Amble two blocks up Banks Street, and you'll hit one of the city's oldest Mediterranean restaurants, Mona's Cafe. Open for over a quarter of a century in Mid-City, Mona's also has two other locations, one on Magazine Street Uptown and one on Frenchmen in the Marigny. All three locations offer similar menus, featuring Lebanese cuisine, and both the Mid-City and Frenchmen locales have “international markets,” where one can find everything from baklava and Turkish delight to Middle Eastern teas and spices. Mona's is known for its more-than-fair prices, so hungry patrons could easily stop in for some baba ganuj and a falafel sandwich and still have ample money left over for a Turkish coffee or their signature Lebanese iced tea with rose water and pine nuts.

$20 and Under: Banks Street Bites

On the other side of S. Carrollton Avenue, Banks Street offers a cluster of spots near the corner of S. Alexander Street. If you're seeking breakfast (or brunch), there are two places to choose from. First, there's Biscuits & Buns on Banks, a single shotgun house-turned-restaurant run by husband and wife team Yvonne Collazo and Gary Stall. Guests are welcomed in through the kitchen and seated in the brightly painted and decorated dining room in the back, where they can sip their coffee and enjoy the artwork of Skip NOLA while waiting for their meals to arrive. Feast on dishes like chicken and waffles, fried andouille sausage hash cakes with Creole cheese sauce (pictured above), or a plate of their mini-biscuits with gravy for dipping. Though the menu changes seasonally, there's nothing priced over $12.50, which leaves plenty of room for an extra side of bacon and lots of coffee. 

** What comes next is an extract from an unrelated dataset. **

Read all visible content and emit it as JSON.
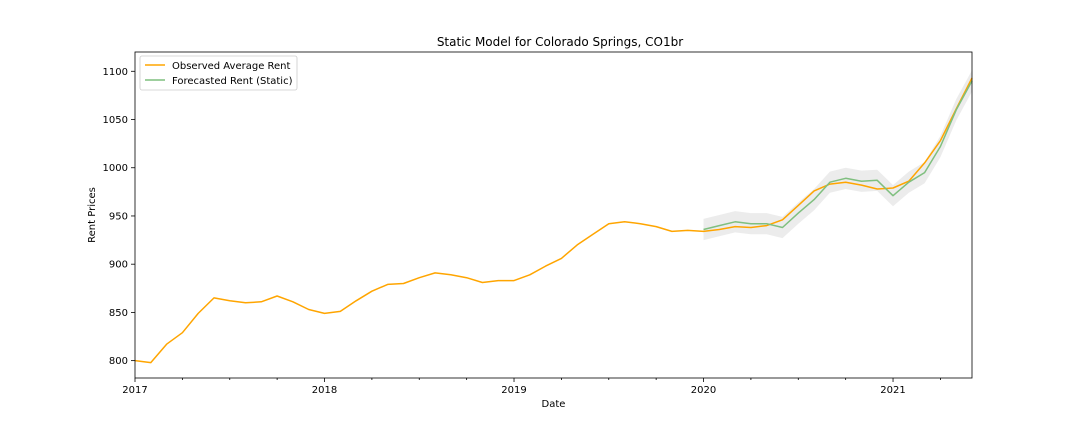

$20 and Under: Banks Street Bites

The other breakfast option on Banks Street is the feel-good, hippie-esque joint dubbed Wakin' Bakin'. This tiny restaurant has lots of outdoor seating and is open daily from 7 a.m. to 2 p.m., offering dine-in, take-out, and delivery to folks in the Mid-City area. Like Biscuits & Buns, Wakin' Bakin's menu changes up with the seasons, but there are some delicious constants on the menu you won't want to miss. Jump on the Gravy Train with two biscuits and eggs smothered in a white sausage gravy or stick a fork into their “pancrepes” and pork—three delicately thin pancakes served with two eggs and bacon, sausage, or ham (pictured above). Almost everything on the menu will cost you less than a ten-spot, leaving a lot of money for scrumptious sides and several icy cups of CoolBrew coffee. 

Next door to Wakin' Bakin' and across the street from one of the city's best live music venues, the Banks Street Bar, is Mid City Pizza. Located in a gorgeous, relatively new red building adorned with colorful, cartoon-like murals, Mid City Pizza is a simple pizzeria with only one thing on its mind: pizza! Though they do offer a couple of salads and sandwiches, the main attractions at Mid City Pizza are the pies. For $17, you can order an 18-inch T-Bird Special with pepperoni, Italian sausage, herb-roasted chicken, asparagus, and roasted red pepper. It's more than enough for lunch with lots left over for another meal or two.